The initial impact of your presentation, especially the first impression, can be the difference between turning a sale or allowing the click to pass you by. Most webmasters have taken that message to heart when advertising their primary websites with the flashy tours and dazzling graphics, but the same care needs to filter down to all your products.
Unfortunately, lack of care is evident in the application of so-called free sites, link lists and TGP systems that seem to overflow and crowd the Internet. How many times have you seen the old one liner, "16 images of whoopee happening over here?" That's not exactly a good example of a glitzy and glamorous upsell.
With the popularity of video-on-demand, pay-per-view and pay-per-click programs on the upswing, it's amazing that this "slap-it-up-and-let-it-rip" mentality not only persists, but permeates the per-item sale market. How many of these assumed excellent products are bypassed simply because nothing caught the surfer's eye because it mixed in with everything else?
Many webmasters suggest saying as little as possible and letting the natural flow of curiosity on the part of the surfer do the work for you. While that path does merit consideration, it does not necessarily merit industry-wide application.
Take, for example, any niche market, which by its very definition suggests a core audience, a targeted audience. Curiosity seekers already are drawn to the subject matter; there's nothing to be gained by poorly defined offerings that they blindly click on in the hopes of finding something that trips their trigger.
That point is amplified when you are dealing with pay-per-item products. The last thing you want is a potential new customer buying an item blindly that he or she has no interest in. They're going to feel like they wasted their cash and head back to familiar ground, and you will be left with a single sale and a greatly reduced chance of repeat business, not to mention the possibility of a charge back. Not exactly the best way to foster a loyal customer base.

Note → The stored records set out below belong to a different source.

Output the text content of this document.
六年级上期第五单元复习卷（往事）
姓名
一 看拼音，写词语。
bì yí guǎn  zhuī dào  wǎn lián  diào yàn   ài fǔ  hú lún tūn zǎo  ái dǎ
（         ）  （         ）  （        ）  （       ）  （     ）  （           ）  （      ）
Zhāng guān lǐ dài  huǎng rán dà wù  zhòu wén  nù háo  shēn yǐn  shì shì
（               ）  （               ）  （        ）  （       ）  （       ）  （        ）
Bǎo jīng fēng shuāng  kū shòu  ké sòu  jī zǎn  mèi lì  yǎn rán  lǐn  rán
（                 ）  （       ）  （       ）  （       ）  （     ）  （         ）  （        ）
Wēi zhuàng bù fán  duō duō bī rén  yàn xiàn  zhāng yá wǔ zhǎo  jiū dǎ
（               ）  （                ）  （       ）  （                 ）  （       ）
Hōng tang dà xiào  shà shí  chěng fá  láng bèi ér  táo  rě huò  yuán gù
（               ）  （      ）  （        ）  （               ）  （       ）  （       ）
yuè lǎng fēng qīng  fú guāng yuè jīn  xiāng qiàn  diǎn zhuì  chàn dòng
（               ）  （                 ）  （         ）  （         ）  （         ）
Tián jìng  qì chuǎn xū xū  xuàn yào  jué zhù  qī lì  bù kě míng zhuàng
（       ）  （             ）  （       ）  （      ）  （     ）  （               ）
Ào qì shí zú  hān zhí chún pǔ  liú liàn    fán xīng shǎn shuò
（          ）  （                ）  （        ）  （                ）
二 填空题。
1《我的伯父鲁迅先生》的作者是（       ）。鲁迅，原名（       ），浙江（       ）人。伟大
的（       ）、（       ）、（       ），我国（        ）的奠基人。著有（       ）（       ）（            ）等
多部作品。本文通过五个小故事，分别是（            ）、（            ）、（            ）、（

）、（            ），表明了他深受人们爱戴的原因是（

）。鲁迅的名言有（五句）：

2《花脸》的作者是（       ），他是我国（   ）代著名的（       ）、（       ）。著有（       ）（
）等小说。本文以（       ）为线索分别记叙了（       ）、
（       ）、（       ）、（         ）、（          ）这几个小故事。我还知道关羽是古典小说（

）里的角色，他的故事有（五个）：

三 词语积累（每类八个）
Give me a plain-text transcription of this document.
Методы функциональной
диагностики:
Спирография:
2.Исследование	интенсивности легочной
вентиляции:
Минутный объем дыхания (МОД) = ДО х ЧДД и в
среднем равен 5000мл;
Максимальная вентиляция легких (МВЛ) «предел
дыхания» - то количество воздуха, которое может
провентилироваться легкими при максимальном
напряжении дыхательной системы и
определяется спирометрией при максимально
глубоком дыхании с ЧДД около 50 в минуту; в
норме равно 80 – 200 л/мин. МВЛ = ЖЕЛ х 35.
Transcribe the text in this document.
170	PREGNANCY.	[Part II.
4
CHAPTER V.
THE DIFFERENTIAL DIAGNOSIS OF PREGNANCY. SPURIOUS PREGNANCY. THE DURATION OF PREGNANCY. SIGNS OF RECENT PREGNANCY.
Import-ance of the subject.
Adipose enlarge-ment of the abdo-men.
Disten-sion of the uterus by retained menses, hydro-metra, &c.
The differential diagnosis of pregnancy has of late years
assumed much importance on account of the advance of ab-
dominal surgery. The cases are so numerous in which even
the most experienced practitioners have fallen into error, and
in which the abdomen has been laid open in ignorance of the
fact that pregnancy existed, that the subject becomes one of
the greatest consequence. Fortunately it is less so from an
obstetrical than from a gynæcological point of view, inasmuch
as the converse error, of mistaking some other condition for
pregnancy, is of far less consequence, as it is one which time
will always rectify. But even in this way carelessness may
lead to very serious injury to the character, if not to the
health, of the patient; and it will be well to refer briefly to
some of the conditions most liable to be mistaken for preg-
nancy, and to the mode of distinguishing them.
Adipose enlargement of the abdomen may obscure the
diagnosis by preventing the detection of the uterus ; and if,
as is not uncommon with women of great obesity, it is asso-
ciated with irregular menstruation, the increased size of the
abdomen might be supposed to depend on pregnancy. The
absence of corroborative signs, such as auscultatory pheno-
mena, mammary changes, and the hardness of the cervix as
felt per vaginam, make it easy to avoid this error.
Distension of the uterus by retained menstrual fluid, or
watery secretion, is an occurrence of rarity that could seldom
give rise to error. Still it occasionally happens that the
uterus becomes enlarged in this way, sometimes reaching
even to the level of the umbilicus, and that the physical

There is something to be said for pre-qualifying your product, and the best way to do that is by beefing up the presentation. If you are using an image, take a cue from the mainstream commercial market and put your best foot forward. Use a clean, sharp image that is representative of the content surfers will find once the hit that "buy" link. Any text used should be descriptive of the actual content involved, and not like every other advertisement text on the page.
Obviously, the page itself should be pleasing to the eye – leave the jumbled mass of links to the free sites. In short, take the same care in building your presentations as you would for a premium-site tour page.
Yes, perhaps you may lose a few curiosity clicks by pre-qualifying your materials; but realistically, those buyers weren't interested in your offer to begin with, they just didn't know it. What you will wind up with are interested buyers, and assuming you are offering a quality product to begin with, repeat customers. Every webmaster is focused on repeat sales, or at least they should be. You want to develop a loyal following, people who will want to return to your sales page because they received what you advertised and it was their cup of tea.
Developing a satisfied and loyal customer base is what it's all about. It is the basics of why we're in this industry to begin with. A newer breed of savvy users is all over the Internet. One-line grab bags or shoddy presentations aren't luring this kind of customer in anymore. They're looking for quality of substance; they want to feel that their money was well spent. If you want to grab the attention of this type of surfer, you need to do a heck of a lot more than, "16 images of whoopee happening over here."